Some cancer insurance plans have provisions that prevent the policyholder from receiving benefits during a period after initial enrollment; this length is frequently thirty days. Some plans stipulate that if a policyholder is diagnosed with cancer in the first thirty days of coverage, their benefits are significantly reduced and coverage will subsequently be terminated.

==Concerns regarding coverage==
Health insurance eligibility is often subject to the risk management and appraisal practices of insurance companies. Because of the risks posed by serious health issues, such as cancer, companies often take a strong stance against providing new coverage to those with the disease. As such, typical health insurance policies do not offer coverage for cancer. In these cases, supplemental insurance policies, such as those designed to cover cancer specifically, can be useful.
In the U.S., changes to healthcare laws have made it possible for those with pre-existing medical conditions to obtain insurance coverage. The Affordable Care Act, the law that has presented these changes, has required health insurance companies in the country to offer coverage to those suffering from conditions such as cancer. Though the law stipulates that these people must be granted access to health insurance, insurance policies are subject to the whims of the companies that underwrite them. As such, the provisions of these policies can vary dramatically depending on the health insurance company involved. In some cases, insurers design their policies to be financially unattractive to those suffering from costly medical conditions.

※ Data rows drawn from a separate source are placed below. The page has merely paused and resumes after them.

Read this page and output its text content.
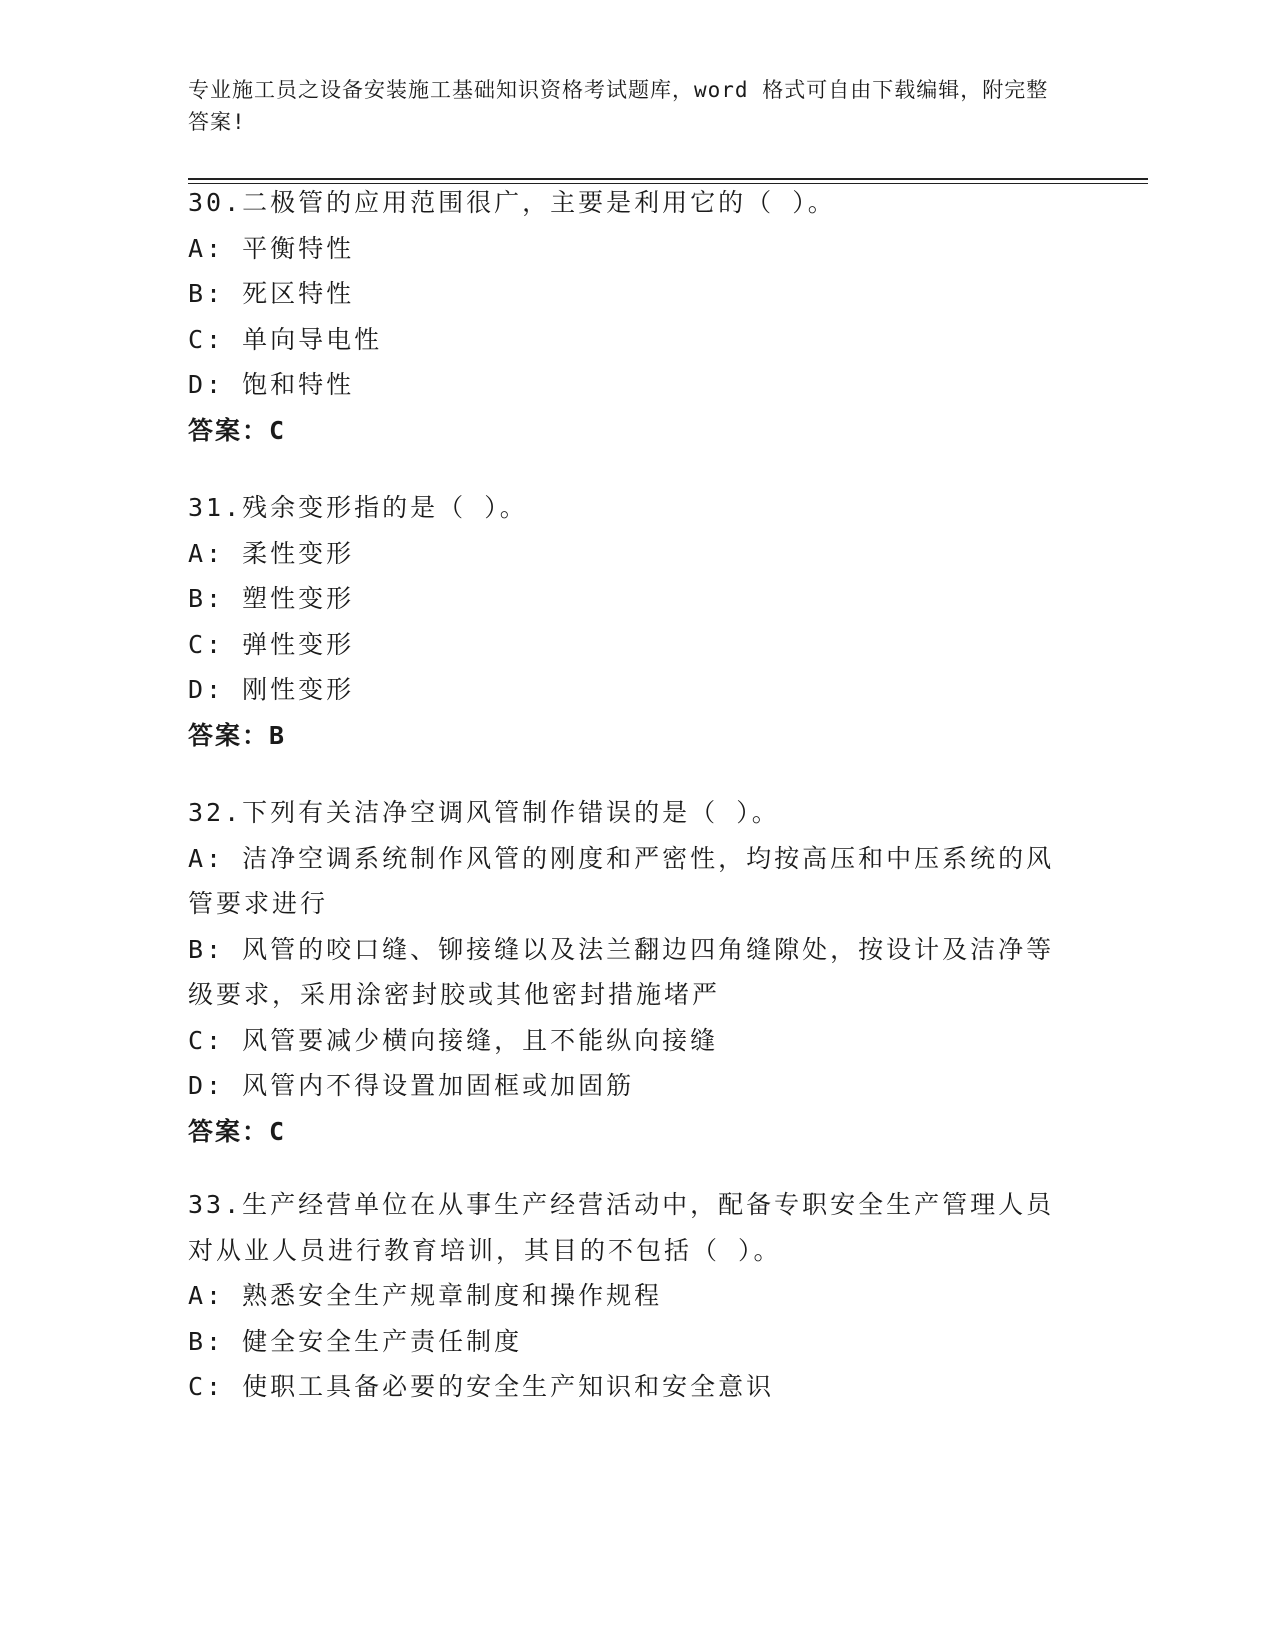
专业施工员之设备安装施工基础知识资格考试题库，word 格式可自由下载编辑，附完整答案!
30.二极管的应用范围很广，主要是利用它的（ ）。
A: 平衡特性
B: 死区特性
C: 单向导电性
D: 饱和特性
答案：C
31.残余变形指的是（ ）。
A: 柔性变形
B: 塑性变形
C: 弹性变形
D: 刚性变形
答案：B
32.下列有关洁净空调风管制作错误的是（ ）。
A: 洁净空调系统制作风管的刚度和严密性，均按高压和中压系统的风管要求进行
B: 风管的咬口缝、铆接缝以及法兰翻边四角缝隙处，按设计及洁净等级要求，采用涂密封胶或其他密封措施堵严
C: 风管要减少横向接缝，且不能纵向接缝
D: 风管内不得设置加固框或加固筋
答案：C
33.生产经营单位在从事生产经营活动中，配备专职安全生产管理人员对从业人员进行教育培训，其目的不包括（ ）。
A: 熟悉安全生产规章制度和操作规程
B: 健全安全生产责任制度
C: 使职工具备必要的安全生产知识和安全意识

As a supplemental health insurance plan, cancer insurance policies are meant to close the gaps left behind by conventional insurance policies. Even so, these plans may not provide coverage for the full extent of health issues related to the disease. Complications concerning the disease can have a tremendous effect on the availability of cancer insurance policies.
One of the primary concerns regarding cancer insurance coverage is eligibility. Typically, those with pre-existing medical conditions such as cancer, are not eligible for the coverage. The factors that determine eligibility vary from insurer to insurer.